Mr. HENTOFF: Well, I'll tell you something. When people sometimes, students sometimes say, what's the most important thing you think you've ever written? I said, it's nothing I've written. It was a TV special on a Sunday afternoon on CBS called "The Sound of Jazz."

The producer was Robert Herridge, and he came to Whitney Balliett of the New Yorker and me and said, look, I want to have a pure jazz program. I don't care if the viewers know the names of these people. I want you to get together the best of all these players you know. And that's what we did.

(Soundbite of television program, "The Sound of Jazz")

Unidentified Man: Again, Studio 58, "The Sound of Jazz." Billie Holiday is one of a handful of really great jazz singers. Her blues are poetic, highly intense. Playing with her here today are some of the musicians who accompanied her back in the '30s on some of the greatest jazz records ever made. Billie Holiday.

(Soundbite of song, "Fine and Mellow")

Ms. BILLIE HOLIDAY (Singer): (Singing) My man don't love me. He treats me oh, so mean.

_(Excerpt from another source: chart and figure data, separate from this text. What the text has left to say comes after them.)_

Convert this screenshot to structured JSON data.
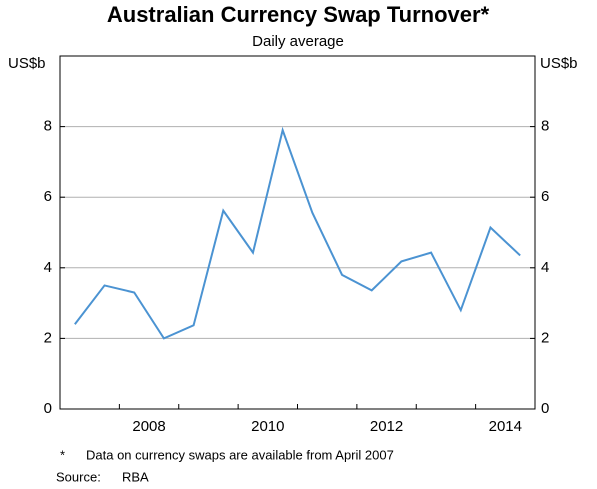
{
  "chart_data": {
    "type": "line",
    "title": "Australian Currency Swap Turnover*",
    "subtitle": "Daily average",
    "y_label": "US$b",
    "y2_label": "US$b",
    "x": [
      2007.25,
      2007.75,
      2008.25,
      2008.75,
      2009.25,
      2009.75,
      2010.25,
      2010.75,
      2011.25,
      2011.75,
      2012.25,
      2012.75,
      2013.25,
      2013.75,
      2014.25,
      2014.75
    ],
    "series": [
      {
        "name": "Currency swap turnover",
        "color": "#4b93d2",
        "values": [
          2.4,
          3.5,
          3.3,
          2.0,
          2.37,
          5.62,
          4.43,
          7.9,
          5.56,
          3.8,
          3.36,
          4.18,
          4.43,
          2.8,
          5.14,
          4.35
        ]
      }
    ],
    "xlim": [
      2007,
      2015
    ],
    "xticks": [
      {
        "value": 2008.5,
        "label": "2008"
      },
      {
        "value": 2010.5,
        "label": "2010"
      },
      {
        "value": 2012.5,
        "label": "2012"
      },
      {
        "value": 2014.5,
        "label": "2014"
      }
    ],
    "xminor_ticks": [
      2008,
      2009,
      2010,
      2011,
      2012,
      2013,
      2014
    ],
    "ylim": [
      0,
      10
    ],
    "yticks": [
      0,
      2,
      4,
      6,
      8
    ],
    "y2lim": [
      0,
      10
    ],
    "y2ticks": [
      0,
      2,
      4,
      6,
      8
    ],
    "grid": true,
    "notes": [
      "*",
      "Data on currency swaps are available from April 2007"
    ],
    "source": [
      "Source:",
      "RBA"
    ]
  }
}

Mr. HENTOFF: Toward the end of the show, Billie came into the studio, and she was surrounded by a small combo, including Lester Young. Billie and Lester had been very close, but they drifted apart. They were talking to each other in their music, and they were looking at each other in a way that made you feel that, well, like you were in something that was a very private space and time.

(Soundbite of music)

Mr. HENTOFF: And that section was so utterly moving that in the control room, all of us had tears in our eyes.

So after the show was over, I went down to the studio, and Billie came running after me and gave me a big hug, biggest prize I ever got. And it was wonderful the kind of reactions that the show gave from the audience.

Robert Herridge got a letter a couple of days later from a woman saying it's just wonderful to see people doing what they love to do. And that's their whole lives. You can tell it in what they're saying in their music. And that's what this music called jazz is.

(Soundbite of song, "Fine and Mellow")

Ms. HOLIDAY: (Singing) Love is like a faucet. It turns off and on. Sometimes when you think it's on, baby. It has turned off and on.

RAZ: That's the dean of jazz journalism, Nat Hentoff. His new book is called "At the Jazz Band Ball: 60 Years on the Jazz Scene."

Nat Hentoff, thank you so much.

Mr. HENTOFF: Well, thank you for swinging with me.

(Soundbite of music)

RAZ: And for Sunday, that's ALL THINGS CONSIDERED from NPR News. I'm Guy Raz. We'll be back next weekend. Until then, thanks for listening, and have a great week.